A Cornish brewer has been hit with a £9,000 backdated duty bill after HMRC ruled that its nettle beer was not a beer.
Mike Lavers, who runs Foodswild with partner Alice Rollinson, launched Cornish Stingers nettle beer two years ago and sold around 40,000 bottles in the last year.
However, he has not been allowed to brew the beer since before Christmas when HMRC representatives noticed that it was not marketed as a beer and investigated.
As the brew does not contain malt it cannot be classed as a beer, but must be charged duty at the rate of a made wine, such as RTDs.

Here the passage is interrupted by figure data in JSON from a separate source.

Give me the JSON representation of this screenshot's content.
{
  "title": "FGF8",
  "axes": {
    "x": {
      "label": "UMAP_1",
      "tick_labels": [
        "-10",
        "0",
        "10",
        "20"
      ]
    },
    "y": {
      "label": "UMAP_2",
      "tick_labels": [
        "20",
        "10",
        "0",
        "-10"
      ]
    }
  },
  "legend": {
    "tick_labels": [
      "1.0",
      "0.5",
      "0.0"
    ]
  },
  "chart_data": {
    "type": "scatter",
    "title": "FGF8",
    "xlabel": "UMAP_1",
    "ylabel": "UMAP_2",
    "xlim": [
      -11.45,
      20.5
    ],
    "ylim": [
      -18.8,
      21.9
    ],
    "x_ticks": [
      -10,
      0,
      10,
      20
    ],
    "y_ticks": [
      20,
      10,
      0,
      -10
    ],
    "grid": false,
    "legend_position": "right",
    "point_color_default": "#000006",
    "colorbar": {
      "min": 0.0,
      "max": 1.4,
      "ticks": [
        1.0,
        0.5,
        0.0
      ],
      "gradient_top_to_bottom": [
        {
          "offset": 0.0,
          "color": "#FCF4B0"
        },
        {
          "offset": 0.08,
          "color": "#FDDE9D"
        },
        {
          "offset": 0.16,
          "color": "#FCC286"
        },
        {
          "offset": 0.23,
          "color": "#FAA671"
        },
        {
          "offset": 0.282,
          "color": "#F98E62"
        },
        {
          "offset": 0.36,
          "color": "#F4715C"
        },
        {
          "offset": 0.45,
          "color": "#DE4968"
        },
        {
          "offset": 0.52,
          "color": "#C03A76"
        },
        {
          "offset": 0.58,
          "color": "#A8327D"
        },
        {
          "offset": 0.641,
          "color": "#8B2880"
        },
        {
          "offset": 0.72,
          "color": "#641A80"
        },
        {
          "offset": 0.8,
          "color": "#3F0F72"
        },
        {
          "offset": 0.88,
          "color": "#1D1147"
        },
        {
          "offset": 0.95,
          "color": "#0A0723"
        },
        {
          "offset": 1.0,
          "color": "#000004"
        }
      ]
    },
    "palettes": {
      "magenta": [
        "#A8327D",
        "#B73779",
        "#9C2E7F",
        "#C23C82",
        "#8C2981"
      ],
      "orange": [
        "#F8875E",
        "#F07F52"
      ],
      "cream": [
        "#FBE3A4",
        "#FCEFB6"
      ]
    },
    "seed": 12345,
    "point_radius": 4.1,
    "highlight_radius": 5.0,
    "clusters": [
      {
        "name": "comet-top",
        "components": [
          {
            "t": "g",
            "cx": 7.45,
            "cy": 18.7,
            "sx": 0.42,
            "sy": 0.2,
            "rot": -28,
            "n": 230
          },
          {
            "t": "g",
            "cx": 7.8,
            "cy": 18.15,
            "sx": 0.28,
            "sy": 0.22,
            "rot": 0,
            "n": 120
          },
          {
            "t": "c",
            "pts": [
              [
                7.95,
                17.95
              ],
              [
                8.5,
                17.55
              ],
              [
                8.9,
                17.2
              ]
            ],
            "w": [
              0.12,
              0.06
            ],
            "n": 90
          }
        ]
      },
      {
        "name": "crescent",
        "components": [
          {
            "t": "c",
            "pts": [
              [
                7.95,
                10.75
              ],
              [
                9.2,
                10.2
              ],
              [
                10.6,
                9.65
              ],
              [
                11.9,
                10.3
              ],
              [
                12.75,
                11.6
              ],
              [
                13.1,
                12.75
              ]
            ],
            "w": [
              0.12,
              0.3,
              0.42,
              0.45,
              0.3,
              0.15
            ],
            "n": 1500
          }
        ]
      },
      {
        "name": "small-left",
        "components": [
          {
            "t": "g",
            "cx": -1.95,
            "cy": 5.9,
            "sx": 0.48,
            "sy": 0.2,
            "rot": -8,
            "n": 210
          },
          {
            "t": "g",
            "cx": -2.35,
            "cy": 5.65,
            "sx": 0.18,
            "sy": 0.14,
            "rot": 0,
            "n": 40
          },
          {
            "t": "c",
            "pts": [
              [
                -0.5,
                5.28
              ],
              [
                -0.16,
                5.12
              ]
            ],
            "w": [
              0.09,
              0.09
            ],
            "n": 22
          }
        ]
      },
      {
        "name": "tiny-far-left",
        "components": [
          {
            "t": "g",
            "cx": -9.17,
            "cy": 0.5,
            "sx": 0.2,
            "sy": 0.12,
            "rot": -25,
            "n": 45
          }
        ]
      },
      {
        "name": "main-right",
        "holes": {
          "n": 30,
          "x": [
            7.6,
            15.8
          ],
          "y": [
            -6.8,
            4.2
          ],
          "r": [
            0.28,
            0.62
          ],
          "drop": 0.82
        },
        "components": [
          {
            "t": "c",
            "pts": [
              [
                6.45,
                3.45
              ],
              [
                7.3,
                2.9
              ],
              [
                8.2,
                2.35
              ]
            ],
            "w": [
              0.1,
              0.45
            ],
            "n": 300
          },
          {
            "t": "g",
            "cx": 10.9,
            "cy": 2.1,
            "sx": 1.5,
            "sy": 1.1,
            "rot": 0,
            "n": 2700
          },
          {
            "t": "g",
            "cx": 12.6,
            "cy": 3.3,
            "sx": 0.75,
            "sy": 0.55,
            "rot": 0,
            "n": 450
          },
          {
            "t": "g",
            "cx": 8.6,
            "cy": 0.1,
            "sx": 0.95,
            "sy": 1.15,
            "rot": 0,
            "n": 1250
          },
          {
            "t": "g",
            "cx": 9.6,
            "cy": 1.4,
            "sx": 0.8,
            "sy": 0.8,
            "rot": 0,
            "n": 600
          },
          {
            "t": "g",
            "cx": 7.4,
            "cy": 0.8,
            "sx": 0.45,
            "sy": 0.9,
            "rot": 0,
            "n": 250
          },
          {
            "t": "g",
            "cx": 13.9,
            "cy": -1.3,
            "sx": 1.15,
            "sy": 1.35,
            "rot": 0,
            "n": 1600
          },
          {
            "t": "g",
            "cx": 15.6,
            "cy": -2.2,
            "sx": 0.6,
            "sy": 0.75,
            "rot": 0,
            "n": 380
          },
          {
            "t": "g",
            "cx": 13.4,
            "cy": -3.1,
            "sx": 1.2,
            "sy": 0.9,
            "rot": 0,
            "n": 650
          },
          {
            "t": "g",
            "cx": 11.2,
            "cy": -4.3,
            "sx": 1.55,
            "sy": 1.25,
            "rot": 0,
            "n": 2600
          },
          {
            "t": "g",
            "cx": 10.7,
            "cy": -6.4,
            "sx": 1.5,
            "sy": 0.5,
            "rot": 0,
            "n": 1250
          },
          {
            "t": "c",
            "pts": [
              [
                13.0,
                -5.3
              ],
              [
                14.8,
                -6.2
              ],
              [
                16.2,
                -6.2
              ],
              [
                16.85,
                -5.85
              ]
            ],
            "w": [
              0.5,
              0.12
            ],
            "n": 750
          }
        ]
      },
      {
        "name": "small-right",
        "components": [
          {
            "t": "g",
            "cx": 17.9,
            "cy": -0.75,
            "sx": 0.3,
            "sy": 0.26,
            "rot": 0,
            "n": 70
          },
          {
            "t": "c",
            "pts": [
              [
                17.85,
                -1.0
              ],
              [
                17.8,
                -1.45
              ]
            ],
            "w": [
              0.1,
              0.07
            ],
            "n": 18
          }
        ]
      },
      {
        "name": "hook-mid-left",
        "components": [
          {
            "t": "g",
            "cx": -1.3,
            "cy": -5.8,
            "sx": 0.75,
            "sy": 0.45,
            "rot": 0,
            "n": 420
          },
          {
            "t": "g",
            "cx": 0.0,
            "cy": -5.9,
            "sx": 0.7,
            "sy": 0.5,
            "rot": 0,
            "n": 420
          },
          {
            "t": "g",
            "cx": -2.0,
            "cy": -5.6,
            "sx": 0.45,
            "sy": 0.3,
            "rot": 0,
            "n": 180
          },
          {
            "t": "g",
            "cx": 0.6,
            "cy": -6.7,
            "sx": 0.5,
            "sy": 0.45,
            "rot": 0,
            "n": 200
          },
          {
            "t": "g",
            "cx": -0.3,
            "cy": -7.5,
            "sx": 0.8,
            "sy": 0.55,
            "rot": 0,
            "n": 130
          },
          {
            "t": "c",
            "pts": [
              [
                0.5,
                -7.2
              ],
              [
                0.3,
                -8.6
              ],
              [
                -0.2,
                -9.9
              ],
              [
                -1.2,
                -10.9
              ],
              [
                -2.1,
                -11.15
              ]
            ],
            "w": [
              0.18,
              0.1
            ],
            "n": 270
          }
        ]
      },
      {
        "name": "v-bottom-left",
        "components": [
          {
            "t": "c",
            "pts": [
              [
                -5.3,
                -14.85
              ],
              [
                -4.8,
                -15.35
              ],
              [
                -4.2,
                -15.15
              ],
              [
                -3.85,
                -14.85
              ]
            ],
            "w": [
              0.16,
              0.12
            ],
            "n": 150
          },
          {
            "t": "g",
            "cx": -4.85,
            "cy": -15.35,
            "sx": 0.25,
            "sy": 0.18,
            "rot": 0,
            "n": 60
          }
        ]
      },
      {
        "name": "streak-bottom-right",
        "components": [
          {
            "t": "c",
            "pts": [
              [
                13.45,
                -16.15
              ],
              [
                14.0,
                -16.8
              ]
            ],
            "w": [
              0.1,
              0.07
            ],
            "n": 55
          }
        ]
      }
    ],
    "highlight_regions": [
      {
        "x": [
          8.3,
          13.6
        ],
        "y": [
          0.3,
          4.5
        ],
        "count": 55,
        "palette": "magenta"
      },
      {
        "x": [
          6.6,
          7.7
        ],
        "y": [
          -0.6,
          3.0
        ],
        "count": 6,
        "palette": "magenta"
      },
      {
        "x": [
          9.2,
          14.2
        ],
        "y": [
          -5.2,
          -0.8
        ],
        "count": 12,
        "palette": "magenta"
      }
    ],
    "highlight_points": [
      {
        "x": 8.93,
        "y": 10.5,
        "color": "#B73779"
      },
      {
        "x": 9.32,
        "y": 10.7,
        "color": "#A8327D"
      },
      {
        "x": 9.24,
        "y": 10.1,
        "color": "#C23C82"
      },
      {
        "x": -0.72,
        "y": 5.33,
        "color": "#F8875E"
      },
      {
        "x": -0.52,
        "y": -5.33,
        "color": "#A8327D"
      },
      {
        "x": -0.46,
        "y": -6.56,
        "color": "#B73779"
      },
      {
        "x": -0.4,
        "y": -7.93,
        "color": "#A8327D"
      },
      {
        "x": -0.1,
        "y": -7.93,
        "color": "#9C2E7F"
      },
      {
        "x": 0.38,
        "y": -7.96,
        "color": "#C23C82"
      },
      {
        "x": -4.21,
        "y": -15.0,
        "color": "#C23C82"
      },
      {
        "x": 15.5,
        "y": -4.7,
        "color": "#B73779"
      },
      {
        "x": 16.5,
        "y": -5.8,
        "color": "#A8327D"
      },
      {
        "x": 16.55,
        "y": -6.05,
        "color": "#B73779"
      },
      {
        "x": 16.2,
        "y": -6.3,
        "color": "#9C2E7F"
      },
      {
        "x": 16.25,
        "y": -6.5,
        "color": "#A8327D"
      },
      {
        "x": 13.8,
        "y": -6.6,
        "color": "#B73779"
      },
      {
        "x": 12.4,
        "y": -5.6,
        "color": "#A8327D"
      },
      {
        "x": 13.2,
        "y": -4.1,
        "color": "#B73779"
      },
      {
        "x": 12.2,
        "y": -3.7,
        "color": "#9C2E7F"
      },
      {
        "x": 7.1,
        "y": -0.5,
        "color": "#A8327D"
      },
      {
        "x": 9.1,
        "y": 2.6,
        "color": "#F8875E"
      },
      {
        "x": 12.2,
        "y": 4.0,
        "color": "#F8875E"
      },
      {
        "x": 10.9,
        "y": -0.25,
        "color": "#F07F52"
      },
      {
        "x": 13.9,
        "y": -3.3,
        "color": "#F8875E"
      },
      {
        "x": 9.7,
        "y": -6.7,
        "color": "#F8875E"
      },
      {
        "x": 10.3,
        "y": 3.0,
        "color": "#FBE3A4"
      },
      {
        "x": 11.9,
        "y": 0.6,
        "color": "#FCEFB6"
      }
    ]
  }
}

The extra charge means Lavers will be forced to add 10p onto every £2.50 bottle of nettle beer.
Brewing will begin again at the end of February when Lavers' new licence comes through.
"It is completely bonkers — it is a beer," said Lavers, who says he has lost around £5,000 since brewing stopped.
"Just adding malt to the beer would be easier, but we don't want to do that because then it wouldn't be suitable for coeliacs.
"We don't market it as a beer because we want it to appeal to women too."
HMRC is chasing him for £9,230 — a bill that he cannot afford to pay in one lump sum.
The case is currently being reviewed by an independent HMRC officer, who should reach a verdict within 20 days. If it is not in Lavers' favour, he will take it to tribunal.
Lavers has local MPs George Eustice and Andrew George working on the case who will raise the issue during questions in Parliament.